Durante anos, a atividade física foi associada principalmente à estética, à hipertrofia ou à perda de peso. Hoje, esse entendimento começa a mudar entre CEOs, empresários e profissionais em posições de alta responsabilidade. Para esse público, a preparação física passou a ocupar lugar estratégico: sustentar energia, clareza mental, resistência ao estresse e longevidade funcional em rotinas marcadas por alta pressão.
Segundo a Organização Mundial da Saúde (OMS), 31% dos adultos no mundo não atingem os níveis recomendados de atividade física, enquanto a inatividade pode gerar um custo estimado de US$ 300 bilhões aos sistemas públicos de saúde entre 2020 e 2030. Outro levantamento, realizado pela OMS em parceria com a Organização Internacional do Trabalho (OIT), aponta que jornadas de 55 horas ou mais por semana aumentam significativamente o risco de AVC e doenças cardiovasculares, reforçando o impacto das rotinas intensas sobre a saúde de longo prazo.

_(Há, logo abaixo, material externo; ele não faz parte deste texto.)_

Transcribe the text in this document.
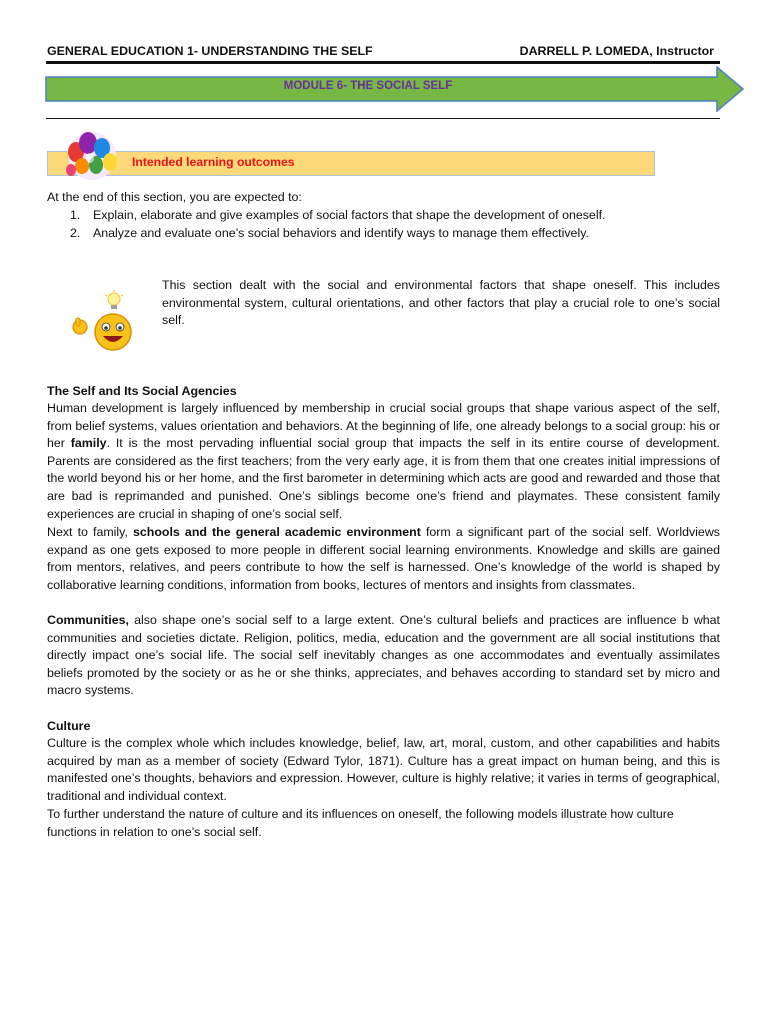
GENERAL EDUCATION 1- UNDERSTANDING THE SELF	DARRELL P. LOMEDA, Instructor
MODULE 6- THE SOCIAL SELF
Intended learning outcomes
At the end of this section, you are expected to:
1.	Explain, elaborate and give examples of social factors that shape the development of oneself.
2.	Analyze and evaluate one’s social behaviors and identify ways to manage them effectively.
This section dealt with the social and environmental factors that shape oneself. This includes environmental system, cultural orientations, and other factors that play a crucial role to one’s social self.
The Self and Its Social Agencies
Human development is largely influenced by membership in crucial social groups that shape various aspect of the self, from belief systems, values orientation and behaviors. At the beginning of life, one already belongs to a social group: his or her family. It is the most pervading influential social group that impacts the self in its entire course of development. Parents are considered as the first teachers; from the very early age, it is from them that one creates initial impressions of the world beyond his or her home, and the first barometer in determining which acts are good and rewarded and those that are bad is reprimanded and punished. One’s siblings become one’s friend and playmates. These consistent family experiences are crucial in shaping of one’s social self.
Next to family, schools and the general academic environment form a significant part of the social self. Worldviews expand as one gets exposed to more people in different social learning environments. Knowledge and skills are gained from mentors, relatives, and peers contribute to how the self is harnessed. One’s knowledge of the world is shaped by collaborative learning conditions, information from books, lectures of mentors and insights from classmates.
Communities, also shape one’s social self to a large extent. One’s cultural beliefs and practices are influence b what communities and societies dictate. Religion, politics, media, education and the government are all social institutions that directly impact one’s social life. The social self inevitably changes as one accommodates and eventually assimilates beliefs promoted by the society or as he or she thinks, appreciates, and behaves according to standard set by micro and macro systems.
Culture
Culture is the complex whole which includes knowledge, belief, law, art, moral, custom, and other capabilities and habits acquired by man as a member of society (Edward Tylor, 1871). Culture has a great impact on human being, and this is manifested one’s thoughts, behaviors and expression. However, culture is highly relative; it varies in terms of geographical, traditional and individual context.
To further understand the nature of culture and its influences on oneself, the following models illustrate how culture functions in relation to one’s social self.
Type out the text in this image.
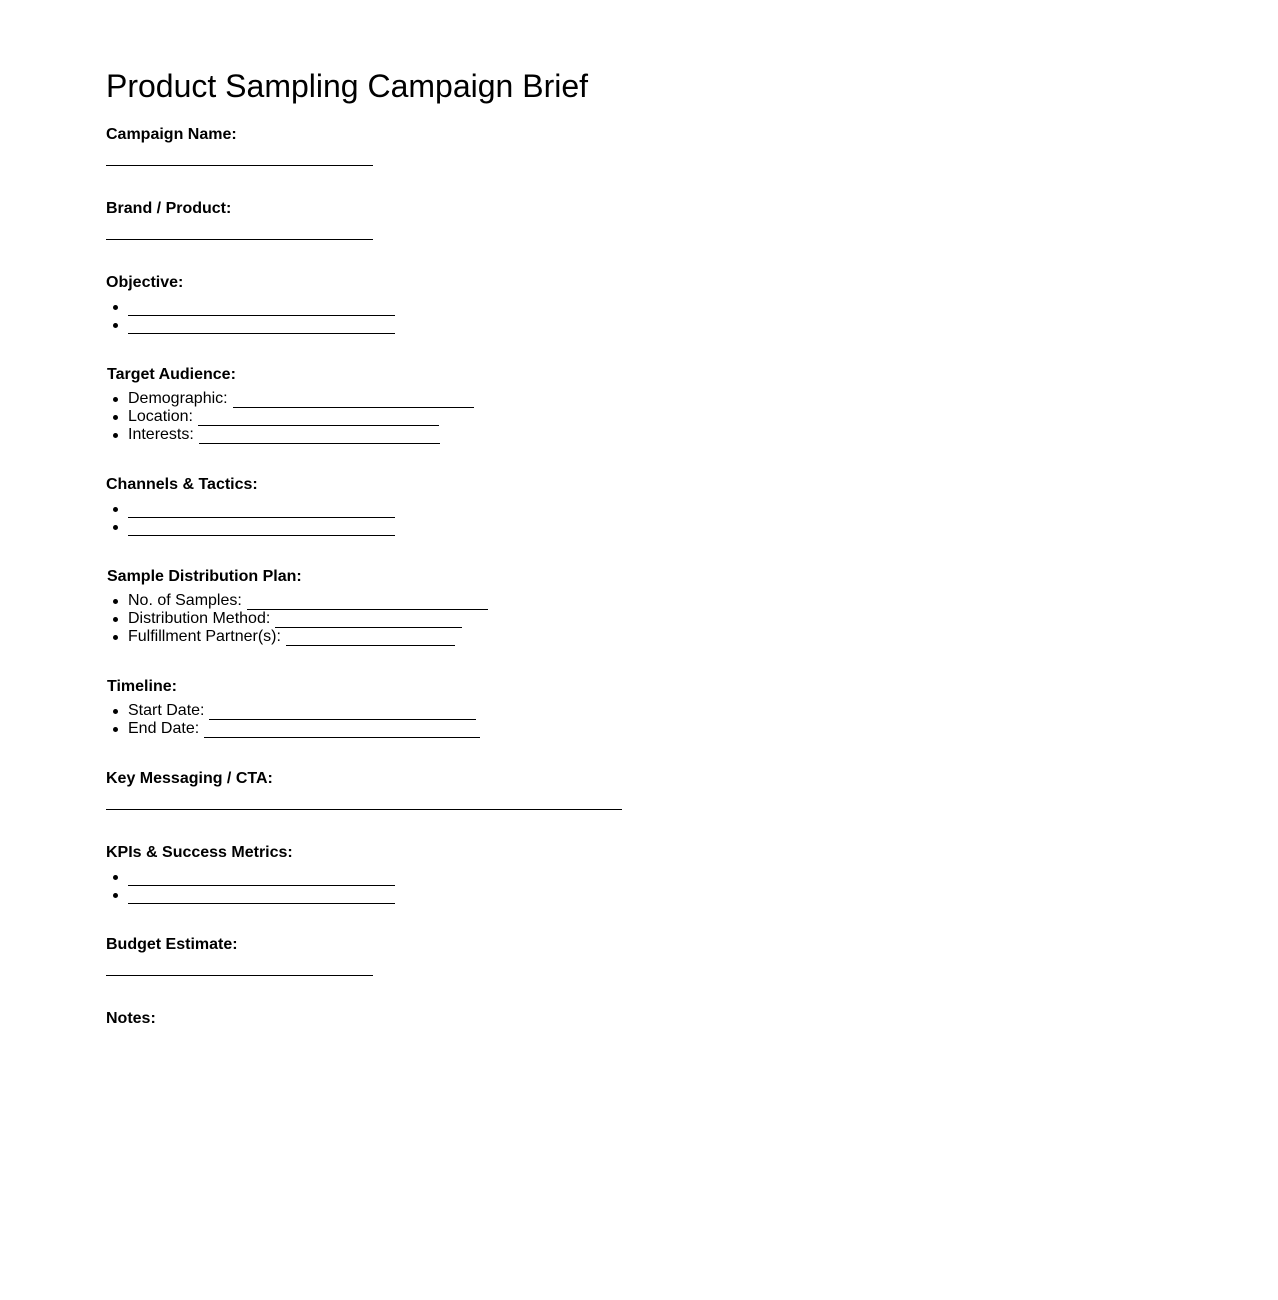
Product Sampling Campaign Brief

Campaign Name:

Brand / Product:

Objective:

Target Audience:

Demographic:
Location:
Interests:

Channels & Tactics:

Sample Distribution Plan:

No. of Samples:
Distribution Method:
Fulfillment Partner(s):

Timeline:

Start Date:
End Date:

Key Messaging / CTA:

KPIs & Success Metrics:

Budget Estimate:

Notes:
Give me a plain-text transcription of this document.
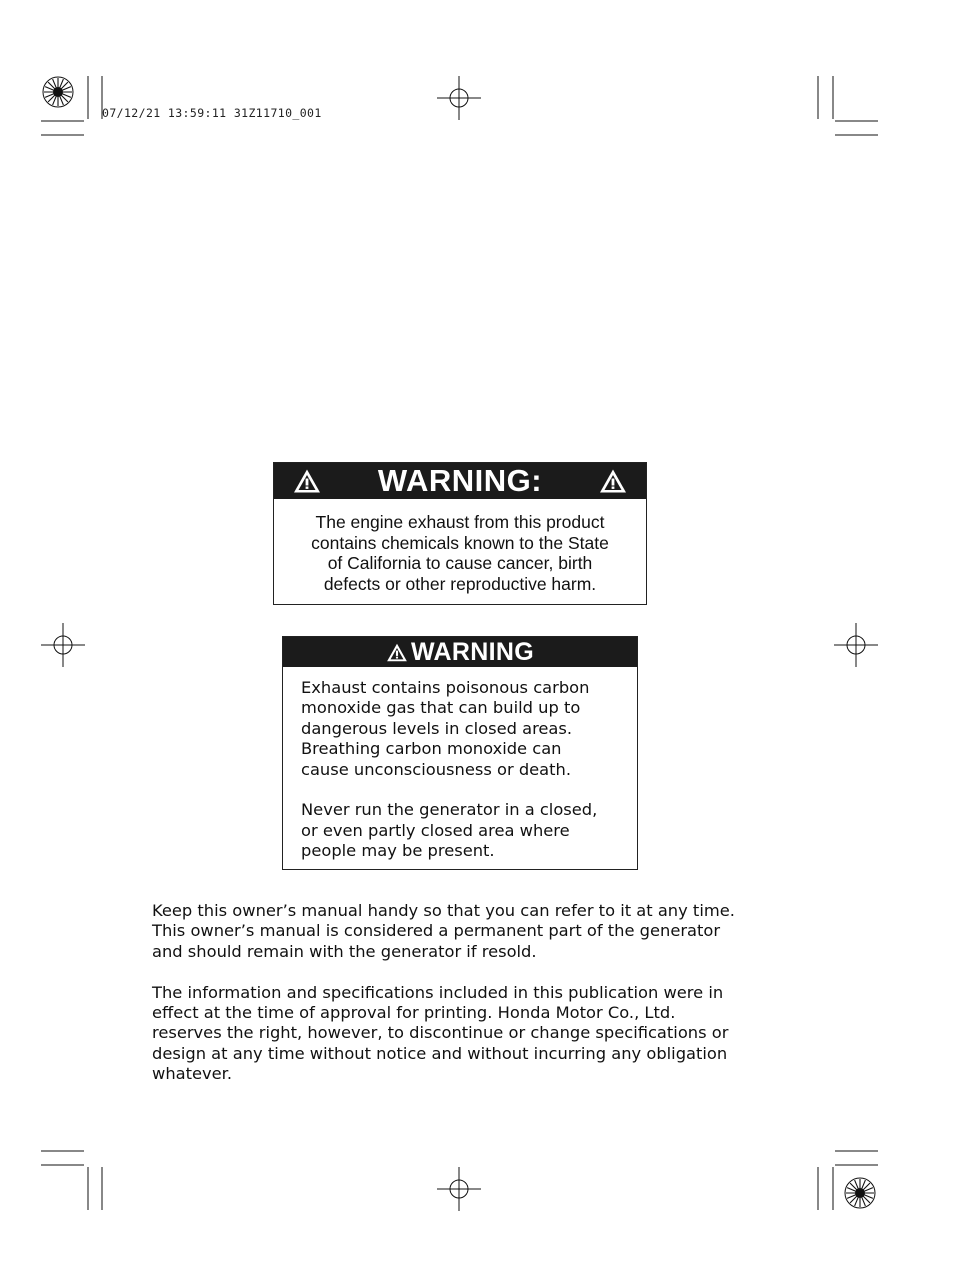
07/12/21 13:59:11 31Z11710_001
WARNING:
The engine exhaust from this product
contains chemicals known to the State
of California to cause cancer, birth
defects or other reproductive harm.
WARNING

Exhaust contains poisonous carbon
monoxide gas that can build up to
dangerous levels in closed areas.
Breathing carbon monoxide can
cause unconsciousness or death.

Never run the generator in a closed,
or even partly closed area where
people may be present.

Keep this owner’s manual handy so that you can refer to it at any time.
This owner’s manual is considered a permanent part of the generator
and should remain with the generator if resold.

The information and specifications included in this publication were in
effect at the time of approval for printing. Honda Motor Co., Ltd.
reserves the right, however, to discontinue or change specifications or
design at any time without notice and without incurring any obligation
whatever.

É nesse contexto que centros especializados em longevidade e alta performance ganham relevância. No VICCI Studio, em São Paulo, a proposta é substituir programas genéricos por uma abordagem orientada por dados, avaliação biomecânica e acompanhamento individualizado. O objetivo não é apenas melhorar força ou composição corporal, mas compreender como cada organismo responde aos estímulos físicos, cognitivos e funcionais.
“O executivo de hoje entende que performance não significa apenas força física ou músculos aparentes. Dormir melhor, reduzir desconfortos provocados por longas jornadas, manter energia ao longo do dia e preservar o raciocínio rápido passaram a fazer parte das metas de quem precisa sustentar resultados consistentes”, afirma André Trombini, diretor de wellness e performance do VICCI Studio.
Antes de iniciar o programa, cada membership passa por um mapeamento biomecânico que identifica assimetrias, limitações de mobilidade, estabilidade, coordenação e padrões de movimento. A partir dessa leitura, os protocolos são desenvolvidos para ampliar a eficiência, reduzir riscos e otimizar cada minuto dedicado à preparação física.
O processo é apoiado por equipamentos inteligentes, biofeedbacks e métricas em tempo real, permitindo ajustes de acordo com o desempenho apresentado em cada sessão. A tecnologia ajuda a calibrar estímulos físicos e cognitivos, desafiando força, equilíbrio, agilidade, foco e tempo de reação.
Essa mudança de comportamento já faz parte da rotina do empreendedor Henrique Barros, CEO da Hello Me. Acostumado a utilizar tecnologia para acompanhar indicadores de desempenho no ambiente corporativo, ele passou a aplicar a mesma lógica aos cuidados com a própria saúde.
“Eu acredito que a tecnologia e os dados devem ser o nosso principal guia para melhorar a performance. Já utilizava dispositivos para acompanhar meus
treinos e a qualidade do sono, e hoje organizo boa parte da minha rotina com base nessas informações”, conta.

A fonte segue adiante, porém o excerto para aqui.